4.     Let the experts guide you
The process from content creation to photography, printing, publishing, distribution and the whole she-bang can be daunting. There are also the technical decisions to make, like choosing colour schemes, bindings, stitching and/or glueing, fonts, paper and the list goes on. In a world like book publishing, it’s hard to keep your eye on every part of the process, so it helps to have a trusty team of editors, photographers, designers and project managers on your side.

5.     Talk the talk
While your publishers are here to fill you in on the lingo, it can’t hurt to read up on a few of the key terms. We’ve compiled a few that you’ll need to know here.  

6.     What’s the point?
With a project as creative as a cookbook, it can be easy to get carried away. The most important thing is having a clear vision of what you’re after and being open with your publishers about your expectations.
This conversation should revolve around whether this is a money-making exercise or being used for marketing and branding. The benefits of producing a recipe book can be enormous but unless you are printing over 5,000 books, you are not likely to be making buckets of money.
However, if you work with your publisher to keep an eye on costs, the exercise should be a no-brainer, marketing coup. It can be great exposure with your name out in the marketplace in areas you haven’t been seen previously. Your campaign can include:

·      a launch,
·      in-house promotions and events around the book,
·      digital blasts about your recipes, bio, and book, plus
·      many PR opportunities connecting the book to your name/venue.

7.     Talk Timelines
Is your cookbook going to be brimming with recipes that will be perfect for Easter? Or is it better suited to the summer-slim down? Would it be a fabulous Mother’s Day gift? Starting with a timeline in mind will help you to plan the best times to get things going, so be sure to think ahead about major holidays and market trends that could open some opportunities to sell big.

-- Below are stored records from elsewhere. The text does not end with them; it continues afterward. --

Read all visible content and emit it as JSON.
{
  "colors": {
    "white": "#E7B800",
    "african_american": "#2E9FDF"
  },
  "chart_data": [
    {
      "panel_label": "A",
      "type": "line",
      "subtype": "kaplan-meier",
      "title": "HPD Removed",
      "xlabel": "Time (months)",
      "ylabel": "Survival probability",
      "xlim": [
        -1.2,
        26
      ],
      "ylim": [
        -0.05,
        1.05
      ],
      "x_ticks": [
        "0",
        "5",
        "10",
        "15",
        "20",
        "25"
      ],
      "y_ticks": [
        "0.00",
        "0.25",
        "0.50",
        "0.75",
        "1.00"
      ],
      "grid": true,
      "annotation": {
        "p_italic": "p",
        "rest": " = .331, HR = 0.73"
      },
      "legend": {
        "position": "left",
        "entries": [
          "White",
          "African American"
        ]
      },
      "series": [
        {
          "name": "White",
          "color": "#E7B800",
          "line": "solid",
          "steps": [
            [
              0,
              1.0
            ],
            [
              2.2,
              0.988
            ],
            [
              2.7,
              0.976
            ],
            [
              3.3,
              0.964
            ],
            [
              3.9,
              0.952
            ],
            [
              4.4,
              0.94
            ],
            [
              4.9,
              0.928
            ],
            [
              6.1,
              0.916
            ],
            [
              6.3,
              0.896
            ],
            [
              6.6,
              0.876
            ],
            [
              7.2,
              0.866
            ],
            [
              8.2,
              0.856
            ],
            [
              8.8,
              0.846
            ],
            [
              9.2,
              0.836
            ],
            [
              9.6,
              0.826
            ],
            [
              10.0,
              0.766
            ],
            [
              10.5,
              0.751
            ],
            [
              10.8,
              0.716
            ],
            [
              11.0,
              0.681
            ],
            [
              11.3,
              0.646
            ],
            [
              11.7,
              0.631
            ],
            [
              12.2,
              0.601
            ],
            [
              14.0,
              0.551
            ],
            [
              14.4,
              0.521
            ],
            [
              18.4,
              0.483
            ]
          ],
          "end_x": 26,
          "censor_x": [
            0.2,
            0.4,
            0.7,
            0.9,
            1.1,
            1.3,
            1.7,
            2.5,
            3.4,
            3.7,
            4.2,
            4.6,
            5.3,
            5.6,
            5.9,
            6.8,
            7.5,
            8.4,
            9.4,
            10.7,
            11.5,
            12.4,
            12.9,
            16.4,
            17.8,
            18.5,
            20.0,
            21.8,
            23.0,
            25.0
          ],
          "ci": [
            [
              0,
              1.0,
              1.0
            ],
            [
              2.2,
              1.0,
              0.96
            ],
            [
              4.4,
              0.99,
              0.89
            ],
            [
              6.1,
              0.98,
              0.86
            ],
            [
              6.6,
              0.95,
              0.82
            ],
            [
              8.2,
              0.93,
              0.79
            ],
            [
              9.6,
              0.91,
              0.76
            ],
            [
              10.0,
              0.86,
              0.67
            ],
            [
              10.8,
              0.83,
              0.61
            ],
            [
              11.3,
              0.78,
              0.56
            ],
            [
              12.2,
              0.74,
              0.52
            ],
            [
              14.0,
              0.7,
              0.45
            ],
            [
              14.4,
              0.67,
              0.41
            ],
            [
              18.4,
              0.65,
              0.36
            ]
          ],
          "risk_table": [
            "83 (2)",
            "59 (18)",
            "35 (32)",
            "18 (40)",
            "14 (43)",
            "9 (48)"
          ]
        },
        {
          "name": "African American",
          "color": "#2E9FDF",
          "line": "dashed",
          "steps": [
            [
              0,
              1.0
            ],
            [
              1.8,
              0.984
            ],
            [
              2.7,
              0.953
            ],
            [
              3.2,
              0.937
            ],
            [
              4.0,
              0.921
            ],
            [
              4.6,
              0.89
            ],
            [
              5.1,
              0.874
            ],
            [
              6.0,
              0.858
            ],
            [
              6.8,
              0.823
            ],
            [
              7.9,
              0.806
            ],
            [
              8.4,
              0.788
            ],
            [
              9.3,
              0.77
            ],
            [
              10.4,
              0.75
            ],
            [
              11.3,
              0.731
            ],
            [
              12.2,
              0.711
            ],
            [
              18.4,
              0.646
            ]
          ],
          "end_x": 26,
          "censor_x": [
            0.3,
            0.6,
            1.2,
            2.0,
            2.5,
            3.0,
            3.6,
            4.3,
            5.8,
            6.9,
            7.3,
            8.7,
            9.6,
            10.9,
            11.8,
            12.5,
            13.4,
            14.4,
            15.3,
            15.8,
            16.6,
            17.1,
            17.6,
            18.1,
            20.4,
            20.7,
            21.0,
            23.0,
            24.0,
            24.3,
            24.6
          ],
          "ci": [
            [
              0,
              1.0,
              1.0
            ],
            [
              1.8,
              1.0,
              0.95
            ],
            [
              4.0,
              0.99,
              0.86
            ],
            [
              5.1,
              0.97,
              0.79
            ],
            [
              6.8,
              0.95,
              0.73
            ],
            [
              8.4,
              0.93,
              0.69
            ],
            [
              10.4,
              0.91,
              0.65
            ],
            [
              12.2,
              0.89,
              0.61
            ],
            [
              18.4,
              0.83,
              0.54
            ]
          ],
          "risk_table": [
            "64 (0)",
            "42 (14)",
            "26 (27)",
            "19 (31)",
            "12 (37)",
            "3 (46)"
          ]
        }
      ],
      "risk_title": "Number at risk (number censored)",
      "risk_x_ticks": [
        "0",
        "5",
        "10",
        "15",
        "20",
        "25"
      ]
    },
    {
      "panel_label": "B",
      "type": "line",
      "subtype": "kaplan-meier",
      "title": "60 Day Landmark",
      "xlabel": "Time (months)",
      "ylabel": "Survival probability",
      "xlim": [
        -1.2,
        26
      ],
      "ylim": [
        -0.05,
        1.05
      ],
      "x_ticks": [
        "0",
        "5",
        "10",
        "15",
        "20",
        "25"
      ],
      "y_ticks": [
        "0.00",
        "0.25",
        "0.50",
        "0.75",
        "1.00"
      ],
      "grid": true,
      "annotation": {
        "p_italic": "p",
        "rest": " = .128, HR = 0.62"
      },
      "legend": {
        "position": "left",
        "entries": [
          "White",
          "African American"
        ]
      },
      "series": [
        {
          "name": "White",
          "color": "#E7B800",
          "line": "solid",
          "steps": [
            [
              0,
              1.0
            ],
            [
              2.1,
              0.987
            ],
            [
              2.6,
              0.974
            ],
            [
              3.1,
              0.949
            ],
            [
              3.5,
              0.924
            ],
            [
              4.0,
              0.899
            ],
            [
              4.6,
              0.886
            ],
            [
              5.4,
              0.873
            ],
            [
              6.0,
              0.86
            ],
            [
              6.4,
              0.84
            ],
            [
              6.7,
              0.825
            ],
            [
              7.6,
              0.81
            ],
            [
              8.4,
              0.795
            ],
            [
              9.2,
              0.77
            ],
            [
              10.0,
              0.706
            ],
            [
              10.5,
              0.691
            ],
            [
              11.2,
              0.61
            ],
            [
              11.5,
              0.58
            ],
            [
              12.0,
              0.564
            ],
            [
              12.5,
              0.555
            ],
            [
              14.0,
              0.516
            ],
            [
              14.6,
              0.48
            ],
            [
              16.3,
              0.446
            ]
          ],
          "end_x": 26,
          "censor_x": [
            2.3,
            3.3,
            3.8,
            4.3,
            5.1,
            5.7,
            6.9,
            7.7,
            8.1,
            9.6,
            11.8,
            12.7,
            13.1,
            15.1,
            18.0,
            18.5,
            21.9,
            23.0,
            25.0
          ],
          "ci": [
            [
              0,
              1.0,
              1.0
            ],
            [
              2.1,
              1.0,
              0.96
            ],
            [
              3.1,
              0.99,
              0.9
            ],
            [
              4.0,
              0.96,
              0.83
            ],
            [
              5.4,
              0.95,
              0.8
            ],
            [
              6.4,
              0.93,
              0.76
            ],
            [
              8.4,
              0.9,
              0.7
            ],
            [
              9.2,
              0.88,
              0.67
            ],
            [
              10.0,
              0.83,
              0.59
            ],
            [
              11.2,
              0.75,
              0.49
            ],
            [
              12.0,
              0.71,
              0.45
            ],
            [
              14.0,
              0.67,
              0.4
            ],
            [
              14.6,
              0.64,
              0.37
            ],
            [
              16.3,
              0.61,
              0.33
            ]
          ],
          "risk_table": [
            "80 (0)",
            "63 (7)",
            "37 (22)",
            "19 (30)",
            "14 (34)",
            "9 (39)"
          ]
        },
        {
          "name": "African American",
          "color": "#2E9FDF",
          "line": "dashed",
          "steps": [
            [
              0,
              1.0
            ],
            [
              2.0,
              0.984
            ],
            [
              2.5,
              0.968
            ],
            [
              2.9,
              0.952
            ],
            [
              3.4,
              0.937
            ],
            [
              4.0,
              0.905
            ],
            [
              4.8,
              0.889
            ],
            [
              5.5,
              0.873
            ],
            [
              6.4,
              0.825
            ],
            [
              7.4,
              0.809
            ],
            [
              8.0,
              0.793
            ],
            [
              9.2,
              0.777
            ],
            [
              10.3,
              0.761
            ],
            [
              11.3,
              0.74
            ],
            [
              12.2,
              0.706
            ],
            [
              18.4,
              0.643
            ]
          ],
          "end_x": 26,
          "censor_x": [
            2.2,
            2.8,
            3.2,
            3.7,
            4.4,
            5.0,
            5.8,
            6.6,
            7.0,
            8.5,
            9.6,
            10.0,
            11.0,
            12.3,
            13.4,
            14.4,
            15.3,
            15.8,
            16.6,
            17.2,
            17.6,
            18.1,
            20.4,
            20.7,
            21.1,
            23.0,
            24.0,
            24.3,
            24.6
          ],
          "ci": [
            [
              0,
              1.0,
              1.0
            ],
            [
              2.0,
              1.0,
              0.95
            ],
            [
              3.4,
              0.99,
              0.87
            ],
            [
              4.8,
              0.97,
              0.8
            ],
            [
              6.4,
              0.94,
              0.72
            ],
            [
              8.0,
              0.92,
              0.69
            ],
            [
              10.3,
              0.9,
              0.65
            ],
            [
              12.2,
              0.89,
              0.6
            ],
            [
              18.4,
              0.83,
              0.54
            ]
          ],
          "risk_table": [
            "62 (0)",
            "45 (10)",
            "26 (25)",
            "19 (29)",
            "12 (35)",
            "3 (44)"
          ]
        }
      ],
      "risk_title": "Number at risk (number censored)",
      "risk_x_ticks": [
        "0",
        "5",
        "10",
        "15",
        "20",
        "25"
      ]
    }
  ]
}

8.     Photography and design says it all
Good photography and striking design are what will capture your reader’s attention from the beginning. Working with a designer from early in the project is essential, as pulling it all together at the end can be costly and eat up much precious time.

9.     Online is not the be all and end all
There’s something to say about being able to cook in the kitchen with a well-designed, sturdy, hardcover recipe book in front of you where the font is large enough to see, images are where they should be and each step in logically formatted. Sure, there’s an abundance of recipes online to choose from, but how are you to know whether they’re any good? It is all about trust!

10.  Understanding copyright
Who will own the rights to the book? This is one of the most misunderstood areas of publishing but it is quite simple to understand.

·      Photography - Photographers will often want to keep their copyright and provide the license to use the images for that book. Discuss your expectation of this up-front and make sure you pay enough to ensure that you get full rights to the images. This way you can use them whenever and wherever you want.

·      Recipes - In Australia, recipes aren’t covered under the Copyright Act, as ingredients are considered to be ‘factual’. However aside from the ingredients list and method, any tips, tricks, or descriptions that you add are classified as ‘literary work’, therefore will be copyrighted to you.

·      Design – Usually the publishing company will own the rights to the design to protect all the work they have put in to create the book. This help to protect the quality when future editions are printed, to make sure all the pre-press and design elements are checked before future print runs.